From Masaan to Homebound, Ghaywan has traced India’s hidden hierarchies with consistency. The film also punctures the belief that authority guarantees dignity. Real-life cases like that of IPS officer Y. Puran Kumar, who died because of institutional failure following caste-based harassment that underscores a brutal truth, how caste brutally functions within Institutions.

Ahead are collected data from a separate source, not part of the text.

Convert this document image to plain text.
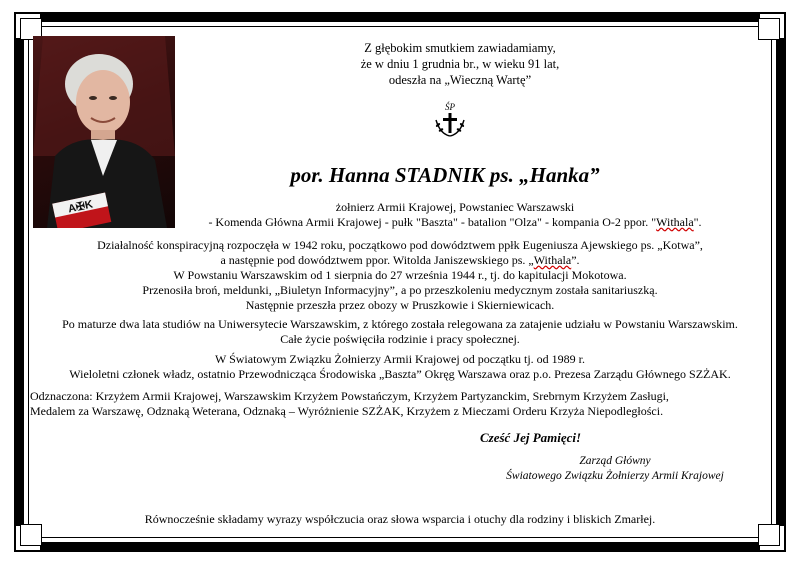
A✠K
Z głębokim smutkiem zawiadamiamy,
że w dniu 1 grudnia br., w wieku 91 lat,
odeszła na „Wieczną Wartę”
ŚP
por. Hanna STADNIK ps. „Hanka”
żołnierz Armii Krajowej, Powstaniec Warszawski
- Komenda Główna Armii Krajowej - pułk "Baszta" - batalion "Olza" - kompania O-2 ppor. "Withala".
Działalność konspiracyjną rozpoczęła w 1942 roku, początkowo pod dowództwem ppłk Eugeniusza Ajewskiego ps. „Kotwa”,
a następnie pod dowództwem ppor. Witolda Janiszewskiego ps. „Withala”.
W Powstaniu Warszawskim od 1 sierpnia do 27 września 1944 r., tj. do kapitulacji Mokotowa.
Przenosiła broń, meldunki, „Biuletyn Informacyjny”, a po przeszkoleniu medycznym została sanitariuszką.
Następnie przeszła przez obozy w Pruszkowie i Skierniewicach.
Po maturze dwa lata studiów na Uniwersytecie Warszawskim, z którego została relegowana za zatajenie udziału w Powstaniu Warszawskim.
Całe życie poświęciła rodzinie i pracy społecznej.
W Światowym Związku Żołnierzy Armii Krajowej od początku tj. od 1989 r.
Wieloletni członek władz, ostatnio Przewodnicząca Środowiska „Baszta” Okręg Warszawa oraz p.o. Prezesa Zarządu Głównego SZŻAK.
Odznaczona: Krzyżem Armii Krajowej, Warszawskim Krzyżem Powstańczym, Krzyżem Partyzanckim, Srebrnym Krzyżem Zasługi,
Medalem za Warszawę, Odznaką Weterana, Odznaką – Wyróżnienie SZŻAK, Krzyżem z Mieczami Orderu Krzyża Niepodległości.
Cześć Jej Pamięci!
Zarząd Główny
Światowego Związku Żołnierzy Armii Krajowej
Równocześnie składamy wyrazy współczucia oraz słowa wsparcia i otuchy dla rodziny i bliskich Zmarłej.
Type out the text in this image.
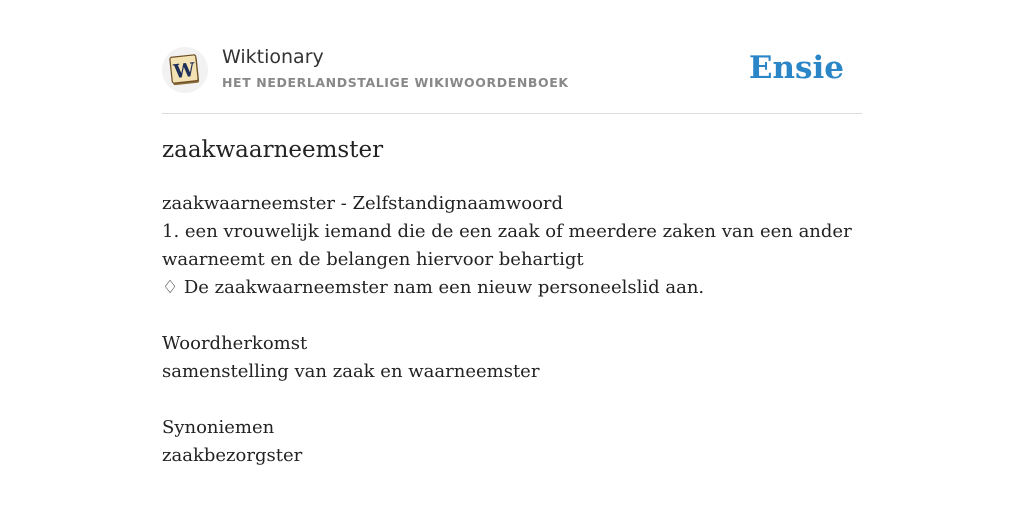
W
Wiktionary
HET NEDERLANDSTALIGE WIKIWOORDENBOEK	Ensie
zaakwaarneemster
zaakwaarneemster - Zelfstandignaamwoord
1. een vrouwelijk iemand die de een zaak of meerdere zaken van een ander
waarneemt en de belangen hiervoor behartigt
♢ De zaakwaarneemster nam een nieuw personeelslid aan.
Woordherkomst
samenstelling van zaak en waarneemster
Synoniemen
zaakbezorgster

Baba Saheb in Wallet, Hope on Highway
The most powerful image in Homebound arrives near the end. As Chandan lies dying on a highway, his head resting on Shoaib’s lap, Shoaib discovers a small photograph of Baba Saheb (Ambedkar) in Chandan’s wallet, along with a job application where the Scheduled Caste checkbox is ticked, showing assertiveness. This moment carries the film’s moral core. Baba Saheb here is not a symbol; he is sustenance. For the marginalised, he represents hope, dignity, self-respect, and recognition.
Homebound’s selection as India’s official Oscar entry and its standing ovation at Cannes are not victories of spectacle. They are moments of recognition. The world is beginning to listen to stories society has long marginalised.
This film reminds us that in a society ordered by caste and exclusion, the journey home is never just about distance. It is determined by identity, interrupted by humiliation, and burdened by entrenched social hierarchies. For some, safety and recognition are postponed by circumstance; for others, these are actively obstructed by design.
By telling this story without dilution, Homebound becomes a space of truth. It refuses resolution and demands recognition. In a caste-ordered society that erases Dalit and marginalised voices or permits them to speak only through others, that recognition unsettles the foundations of injustice.
The writer is an Ambedkarite activist and a PhD scholar at Jamia Millia Islamia, New Delhi, pursuing his research at the Centre for Dalit and Minorities Studies. The views are personal.